To investigate the clinical efficacy and mechanism of action of combined medication of nonsteroidal antiinflammatory drugs and thalidomide on the axial ankylosing spondylitis. A total of 134 patients were randomly selected and divided into the observation group (n=67) and the control group (n=67). Finally, there were 60 patients in the observation group and 56 in the control group. Patients in the control group took nonsteroidal anti-inflammatory drugs (etoricoxib tablets) for treatment, while those in the observation group received the combined medication of nonsteroidal anti-inflammatory drugs and thalidomide. In the observation group, the total effectiveness rate was significantly higher than that in the control group (p<0.05). At 6 w and 12 w after treatment, erythrocyte sedimentation rate and C-reactive protein levels in the observation group were significantly reduced when compared with levels in the control group and before treatment (all p<0.05). However, at 2 w after treatment, the level of C-reactive protein in the observation group was significant decreased as compared with the levels in the control group and before treatment (all p<0.05), whereas a great decrease of the level of C-reactive protein in the control group was only found at 12 w after treatment (p<0.05). At 6 w and 12 w after treatment, bath ankylosing spondylitis disease activity index, bath ankylosing spondylitis functional index and visual analog scale scores of patients in two groups were ameliorated significantly, and the amelioration in the observation group was more evident than that in the control group (p<0.05). No statistical significance was shown in differences of the incidence rates of the gastrointestinal tract response, abnormal liver function and complications of infection (all p>0.05). In treatment of axial ankylosing spondylitis, combined medication of nonsteroidal anti-inflammatory drugs and thalidomide performs better than the single medication of nonsteroidal anti-inflammatory drugs.

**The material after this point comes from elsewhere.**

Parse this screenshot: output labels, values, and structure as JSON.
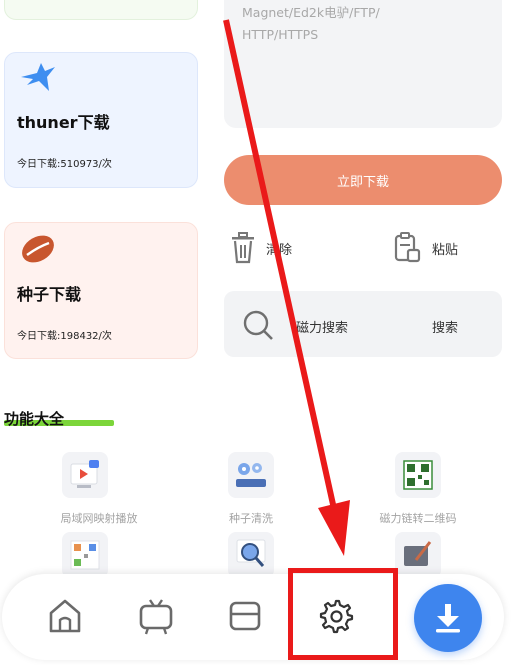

Thalidomide mainly ameliorates the condition of axial ankylosing spondylitis patients by inhibiting tumour necrosis factor alpha, with little adverse effect, high safety and effectiveness and low cost. Thus, combined medication of nonsteroidal antiinflammatory drugs and thalidomide is worthy of being promoted in clinical practice.

Keywords

Nonsteroidal anti-inflammatory drugs, etoricoxib tablets, thalidomide, axial ankylosing spondylitis

Ankylosing Spondylitis (AS), a chronic inflammatory disease frequently seen in young males, may involve the sacroiliac joint, spine and surrounding soft tissues as well as peripheral joint, thereby leading to the loss of somatic function. According to the difference in the involved joints the AS is classified into the axial and peripheral types. For treatment of axial AS, conventional Disease-Modifying Antirheumatic Drugs (DMARDs) performs worse with slow onset [1,2]. The rapid development in the biologicals has gained the evident control over the condition of axial AS patients, among which Tumor Necrosis Factor Alpha (TNF-α) inhibitors has been extensively applied with the exact efficacy.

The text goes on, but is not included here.